Arzl von Norden: im Vordergrund in der Mitte die nichtterrassierten Nußbaumer-Felder
(September 2001)

Pestfriedhof
Die Mulde hinter Pleyalte mit dem entsprechenden ehemaligen Friedhof, an den heute noch die Pestkapelle erinnert.

Pfull
Der Bereich westlich des Seidenweges zwischen Alois-Schrott-Straße und Framsweg.

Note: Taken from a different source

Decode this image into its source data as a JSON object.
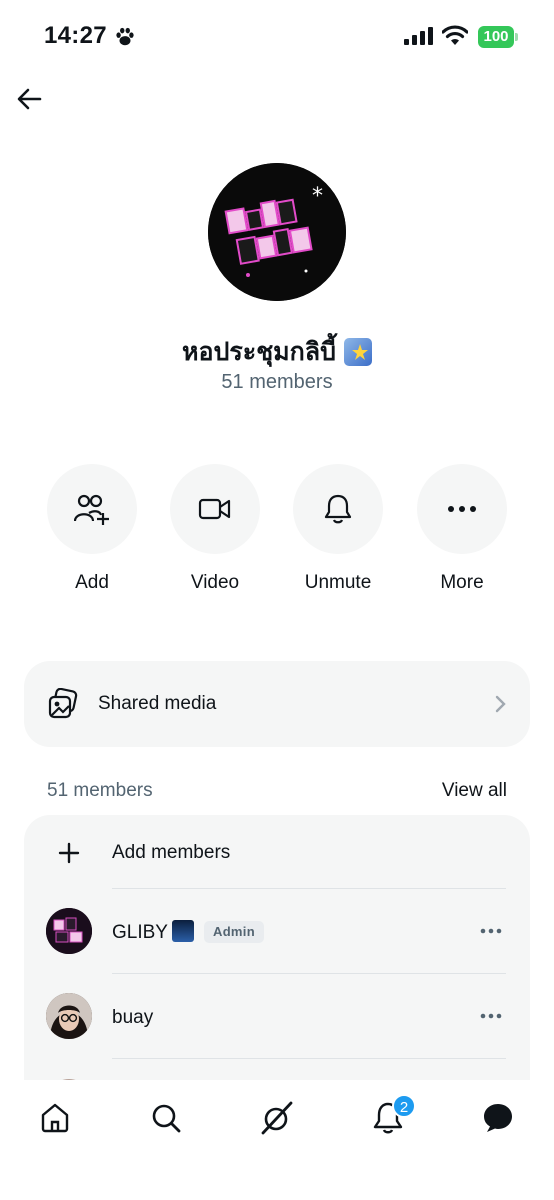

"Der Name Pfuhl (so im Kataster) hat nichts mit hochdeutsch Pfuhl zu tun; "Pfull" in Rum ist 1580 viele Male als Phull (sprich "Pfull") überliefert (in der Phull). Er war in roman. Zeit immer zweisilbig und verlor in der deutschen Zeit durch die besprochene Silbenschwächung seinen ersten Vokal. Der Ton liegt auf dem romanischen Verkleinerungssuffix -ull. Der Stamm des Namens, durch Tonlosigkeit stark reduziert, geht vielleicht auf ein 'vi-ullu, d. i. "kleiner Weg", oder fove-ulla "kleine Grube" zurück."
(Finsterwalder (1963/64) 52)
Anders deutet Heitmeier (2002) 61 den Namen, der vor allem im Bereich zwischen Thaur und Rum häufiger zu finden ist:
"Dass der Name kaum als Bezeichnung grubenförmiger Geländeformen zu verstehen ist, wie eine Ableitung von foveullae nahe legen könnte, zeigt bereits seine großräumige Verbreitung vom Bergfuß bis fast an den Aurain... Überzeugender erscheint jedoch eine Erklärung mit roman. folla/fuolla "Walke", da der Name dann direkt auf das Gewerbe Bezug nähme. Hierbei ist allerdings nicht an eine Walkmühle zu denken, sondern an die alte Form des Walkens, bei der man die Wollstoffe unter Zusatz verschiedener Hilfsmittel in Trögen und Bottichen einweichte und mit den Füßen trat...".
Damit könnte sich diese Flurbezeichnung in das von Heitmeier entworfene Gesamtbild eines römerzeitlichen Gewerbegebietes zwischen Mühlau und Thaur einfügen.

Planitz
Die Terrasse im Bereich oberhalb des Finkenbergweges bei Schönblick. Der Name kommt ersichtlich von lateinisch "planities = Ebene" und beschreibt das Gelände durchaus zutreffend.

Pleyalte
Die auffallende Geländeerhebung zwischen Wolfsgrube, Kalkofenweg und Helfentalweg (bzw. nördlich desselben fortsetzend), ziemlich der einzige Bereich des Arzler Ortsgebietes, wo der anstehende Felsen zu Tage tritt.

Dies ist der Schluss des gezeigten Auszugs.